As the Jack Layton Chair, Professor Ken Moffatt aims to build community-oriented engagement at Ryerson through a multi-disciplinary approach. He is particularly interested in politics, sociology, educational theory, social work, queer theory, and creative arts.

Professor Moffatt brings to this position his research expertise in the effects of neoliberalism and new managerialism on policy and education; community-based, culturally-focused social interventions; mechanisms of power contributing to social inclusion and exclusion; as well as critical reflective practice and pedagogy.

Past Chairs

Doreen Fumia
Doreen Fumia 


Dr. Fumia’s career was notable for her commitment to combining her scholarship with her activism. She taught, conducted research and was active in community organizing in pursuit of equity issues. As a long-time Co-chair of the community council at the Triangle Program, a TDSB publicly funded school program for LGBTT2SQ+, the former Jack Layton Chair (Ryerson), the RFA Equity Issues Chair and VP internal and the Co-Chair on the Equity Committee at the Canadian Association of University Teachers (CAUT), Dr. Fumia worked to make education a more diverse and hospitable experience for students, staff and faculty. Her recent research projects include using photography (photovoice) as a way to tell stories of aging lesbians and those living in rural communities. Dr. Fumia's areas of expertise include anti-poverty organizing, precarious employment, lesbians & aging, and equity in education.

Myer Siemiatycki


Myer Siemiatycki is Professor Emeritus in the Department of Politics and Public Administration at Ryerson University, which he served as Chair from 1991 to 1996.  He received his B.A. from McGill University, his M.A. from University of Sussex (UK), and his Ph.D. from York University (Canada).

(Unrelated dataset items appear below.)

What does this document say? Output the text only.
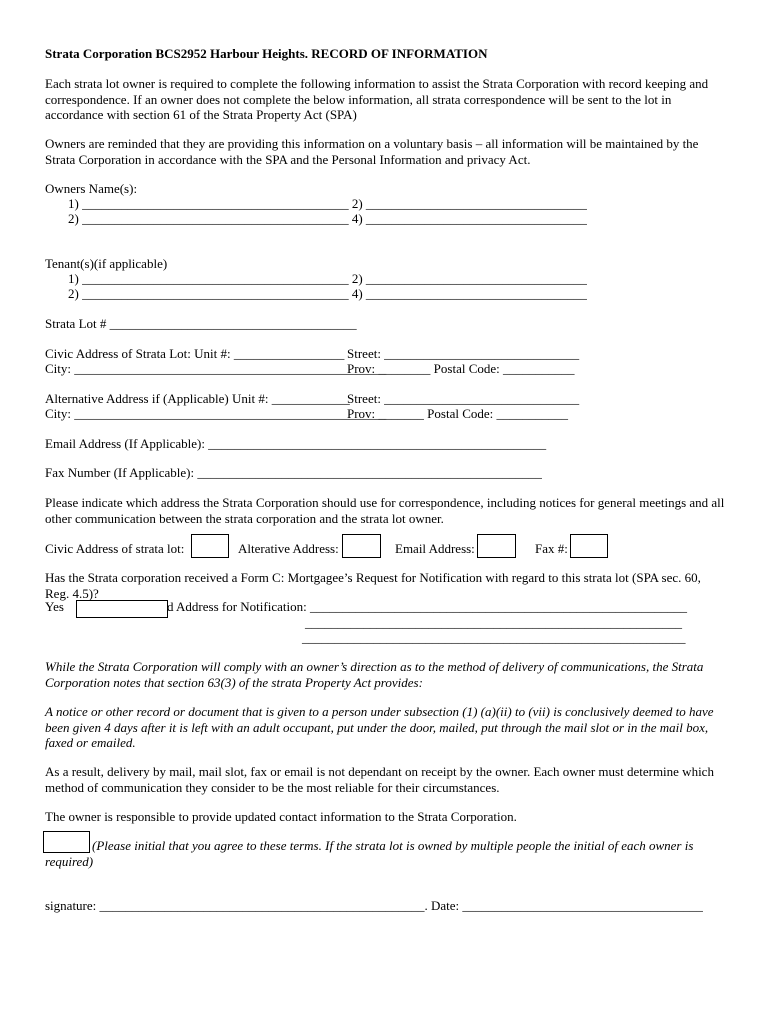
Strata Corporation BCS2952 Harbour Heights. RECORD OF INFORMATION
Each strata lot owner is required to complete the following information to assist the Strata Corporation with record keeping and correspondence. If an owner does not complete the below information, all strata correspondence will be sent to the lot in accordance with section 61 of the Strata Property Act (SPA)
Owners are reminded that they are providing this information on a voluntary basis – all information will be maintained by the Strata Corporation in accordance with the SPA and the Personal Information and privacy Act.
Owners Name(s):
1) _________________________________________ 2) __________________________________
2) _________________________________________ 4) __________________________________
Tenant(s)(if applicable)
1) _________________________________________ 2) __________________________________
2) _________________________________________ 4) __________________________________
Strata Lot # ______________________________________
Civic Address of Strata Lot: Unit #: _________________ Street: ______________________________
City: ________________________________________________
Prov: ________ Postal Code: ___________
Alternative Address if (Applicable) Unit #: ____________
Street: ______________________________
City: ________________________________________________
Prov: _______ Postal Code: ___________
Email Address (If Applicable): ____________________________________________________
Fax Number (If Applicable): _____________________________________________________
Please indicate which address the Strata Corporation should use for correspondence, including notices for general meetings and all other communication between the strata corporation and the strata lot owner.
Civic Address of strata lot:	Alterative Address:	Email Address:	Fax #:
Has the Strata corporation received a Form C: Mortgagee’s Request for Notification with regard to this strata lot (SPA sec. 60, Reg. 4.5)?
Yes	d Address for Notification: __________________________________________________________
__________________________________________________________
___________________________________________________________
While the Strata Corporation will comply with an owner’s direction as to the method of delivery of communications, the Strata Corporation notes that section 63(3) of the strata Property Act provides:
A notice or other record or document that is given to a person under subsection (1) (a)(ii) to (vii) is conclusively deemed to have been given 4 days after it is left with an adult occupant, put under the door, mailed, put through the mail slot or in the mail box, faxed or emailed.
As a result, delivery by mail, mail slot, fax or email is not dependant on receipt by the owner. Each owner must determine which method of communication they consider to be the most reliable for their circumstances.
The owner is responsible to provide updated contact information to the Strata Corporation.
(Please initial that you agree to these terms. If the strata lot is owned by multiple people the initial of each owner is required)
signature: __________________________________________________. Date: _____________________________________
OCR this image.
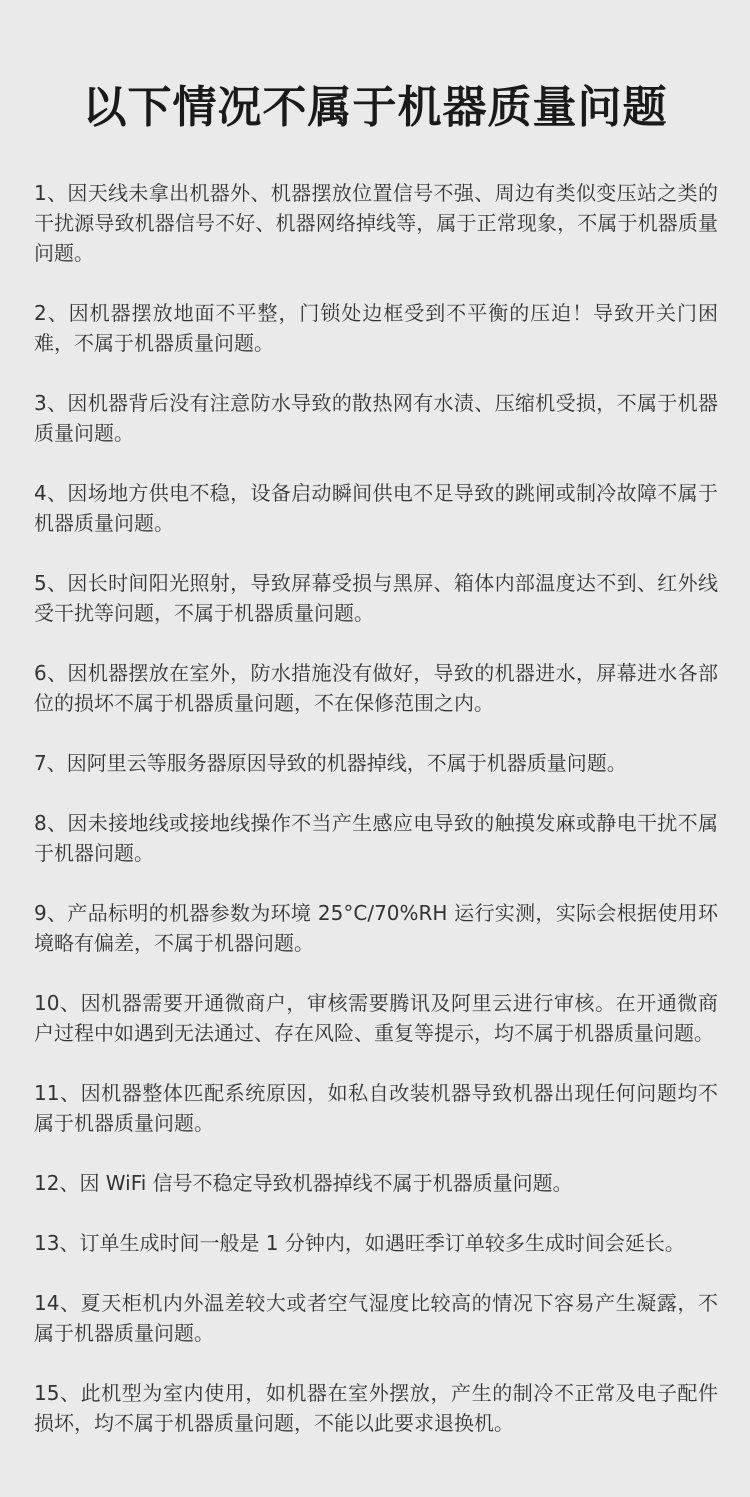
以下情况不属于机器质量问题
1、因天线未拿出机器外、机器摆放位置信号不强、周边有类似变压站之类的干扰源导致机器信号不好、机器网络掉线等，属于正常现象，不属于机器质量问题。
2、因机器摆放地面不平整，门锁处边框受到不平衡的压迫！导致开关门困难，不属于机器质量问题。
3、因机器背后没有注意防水导致的散热网有水渍、压缩机受损，不属于机器质量问题。
4、因场地方供电不稳，设备启动瞬间供电不足导致的跳闸或制冷故障不属于机器质量问题。
5、因长时间阳光照射，导致屏幕受损与黑屏、箱体内部温度达不到、红外线受干扰等问题，不属于机器质量问题。
6、因机器摆放在室外，防水措施没有做好，导致的机器进水，屏幕进水各部位的损坏不属于机器质量问题，不在保修范围之内。
7、因阿里云等服务器原因导致的机器掉线，不属于机器质量问题。
8、因未接地线或接地线操作不当产生感应电导致的触摸发麻或静电干扰不属于机器问题。
9、产品标明的机器参数为环境 25°C/70%RH 运行实测，实际会根据使用环境略有偏差，不属于机器问题。
10、因机器需要开通微商户，审核需要腾讯及阿里云进行审核。在开通微商户过程中如遇到无法通过、存在风险、重复等提示，均不属于机器质量问题。
11、因机器整体匹配系统原因，如私自改装机器导致机器出现任何问题均不属于机器质量问题。
12、因 WiFi 信号不稳定导致机器掉线不属于机器质量问题。
13、订单生成时间一般是 1 分钟内，如遇旺季订单较多生成时间会延长。
14、夏天柜机内外温差较大或者空气湿度比较高的情况下容易产生凝露，不属于机器质量问题。
15、此机型为室内使用，如机器在室外摆放，产生的制冷不正常及电子配件损坏，均不属于机器质量问题，不能以此要求退换机。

A member of the Yeates School of Graduate Studies, Myer was the founding Director (2004-2008) of the Interdisciplinary MA program in Immigration and Settlement Studies.

In 2012, Dr. Siemiatycki was appointed as the first Jack Layton Chair, a position he held until 2015.

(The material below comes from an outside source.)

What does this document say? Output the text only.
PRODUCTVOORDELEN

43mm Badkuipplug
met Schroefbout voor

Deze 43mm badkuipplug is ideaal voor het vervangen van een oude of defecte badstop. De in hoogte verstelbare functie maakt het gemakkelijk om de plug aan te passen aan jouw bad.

Myer is a frequent media commentator on political matters. His career achievements include: Distinguished Educator Award, Ontario Institute for Studies in Education (1992); Ryerson Popular Professor Citation, Maclean's Guide to Canadian Universities (2003 thru 2006 inclusive): Research Domain Leader, the Centre of Excellence for Research on Immigration & Settlement (2001-06), Ryerson University Faculty Service Award. Active in the Ryerson community, Myer has contributed to organizing such campus events as the Ryerson Union Fair, and Ryerson Holocaust Education Programming.

History of the Chair

In 2012, Ryerson University established the Jack Layton Chair to honour Jack’s unique journey from a Ryerson classroom to a national inspiration. Jack Layton was a Professor in Ryerson’s Politics Department during the 1970s and 1980s. As a Ryerson Professor, Toronto City Councillor, Member of Parliament, and Leader of the Federal NDP, Jack inspired students, a city, and a country to pursue progressive political change. Justice, fairness, inclusion, hope, and love were his guiding principles for building a better world.

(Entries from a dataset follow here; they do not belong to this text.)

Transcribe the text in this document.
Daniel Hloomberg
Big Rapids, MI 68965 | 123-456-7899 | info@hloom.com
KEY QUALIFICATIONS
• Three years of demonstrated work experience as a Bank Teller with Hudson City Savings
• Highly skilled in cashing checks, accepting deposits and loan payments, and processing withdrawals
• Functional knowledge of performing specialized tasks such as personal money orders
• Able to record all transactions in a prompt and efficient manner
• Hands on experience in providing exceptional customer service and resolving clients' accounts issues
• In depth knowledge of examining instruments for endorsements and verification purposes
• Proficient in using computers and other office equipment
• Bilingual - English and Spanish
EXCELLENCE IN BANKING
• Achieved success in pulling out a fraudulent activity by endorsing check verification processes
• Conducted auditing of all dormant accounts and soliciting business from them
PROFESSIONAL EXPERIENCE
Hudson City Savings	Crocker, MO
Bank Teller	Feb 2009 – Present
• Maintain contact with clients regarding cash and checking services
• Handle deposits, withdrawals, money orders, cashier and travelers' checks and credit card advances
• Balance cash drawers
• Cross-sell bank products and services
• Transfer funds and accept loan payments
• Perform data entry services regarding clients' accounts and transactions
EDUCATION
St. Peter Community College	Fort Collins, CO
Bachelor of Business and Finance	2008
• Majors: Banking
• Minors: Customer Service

The Jack Layton Chair will engage in a variety of activities in keeping with Jack’s wide-ranging interests and commitments. Throughout his career, Jack was a passionate advocate for a number of social issues, proposing new solutions for environmental sustainability, liveable cities, homelessness, violence against women, homophobia, labour rights, youth engagement, public health, and inclusive democracy. The mandate of the Jack Layton Chair is to broaden understanding and political capacity in order to effect progressive social change.